Taxing sin, and soda

Congress is considering a tax on sugary soft drinks. Is that assault on your liberty, or your waistline?

Sin is in, said the Tax Foundation’s Patrick Fleenor in The Christian Science Monitor, or at least sin taxes are. Money-hungry “nanny-staters” in Congress are considering a proposal to add a tax to soft-drink sales, as a way to pay for health-care reform. That’s what these “busybodies” always do: sell their ruler-on-knuckle taxes as a way for a minority of sinners to compensate society for the cost of their sins. Instead, it’s an affront to freedom of choice.

The “sin tax” on health-damaging sugary drinks will probably die in Congress, said Dan Mitchell in Slate’s The Big Money, killing some $24 billion in revenue over four years, at 3 cents a pop. But when the beverage industry says the “food police” want to tell you what to eat and drink, remember, this group makes a fortune persuading “Americans to consume a lot of crap.”
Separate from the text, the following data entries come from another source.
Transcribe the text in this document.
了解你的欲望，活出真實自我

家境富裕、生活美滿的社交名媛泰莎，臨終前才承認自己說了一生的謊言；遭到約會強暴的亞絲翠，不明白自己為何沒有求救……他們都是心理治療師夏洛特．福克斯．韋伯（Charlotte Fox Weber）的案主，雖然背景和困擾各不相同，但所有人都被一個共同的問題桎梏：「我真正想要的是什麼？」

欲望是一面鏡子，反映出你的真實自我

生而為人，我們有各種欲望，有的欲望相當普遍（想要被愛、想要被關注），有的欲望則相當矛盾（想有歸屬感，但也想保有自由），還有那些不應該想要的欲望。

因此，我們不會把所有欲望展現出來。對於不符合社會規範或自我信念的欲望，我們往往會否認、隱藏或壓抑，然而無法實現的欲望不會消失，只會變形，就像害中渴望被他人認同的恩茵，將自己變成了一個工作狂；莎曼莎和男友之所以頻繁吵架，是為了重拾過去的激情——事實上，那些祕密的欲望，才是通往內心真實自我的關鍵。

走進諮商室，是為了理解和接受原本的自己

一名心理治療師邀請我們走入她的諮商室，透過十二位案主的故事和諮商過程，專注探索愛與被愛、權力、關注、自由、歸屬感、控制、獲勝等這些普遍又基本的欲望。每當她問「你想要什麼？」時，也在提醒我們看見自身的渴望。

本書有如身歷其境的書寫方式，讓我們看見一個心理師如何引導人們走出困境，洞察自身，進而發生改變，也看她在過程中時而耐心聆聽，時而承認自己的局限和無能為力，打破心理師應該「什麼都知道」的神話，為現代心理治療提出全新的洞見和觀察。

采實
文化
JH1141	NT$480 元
That $24 billion is chump change, said Nick Gillespie in The New York Times. Why not tax all vices, including all gambling and drugs, and prostitution? If we legalize, and tax, these activities, we can go a long way toward paying for health care and green energy. “There’s a lot to be said for treating consenting adults like, well, adults”—and a lot to gain, too.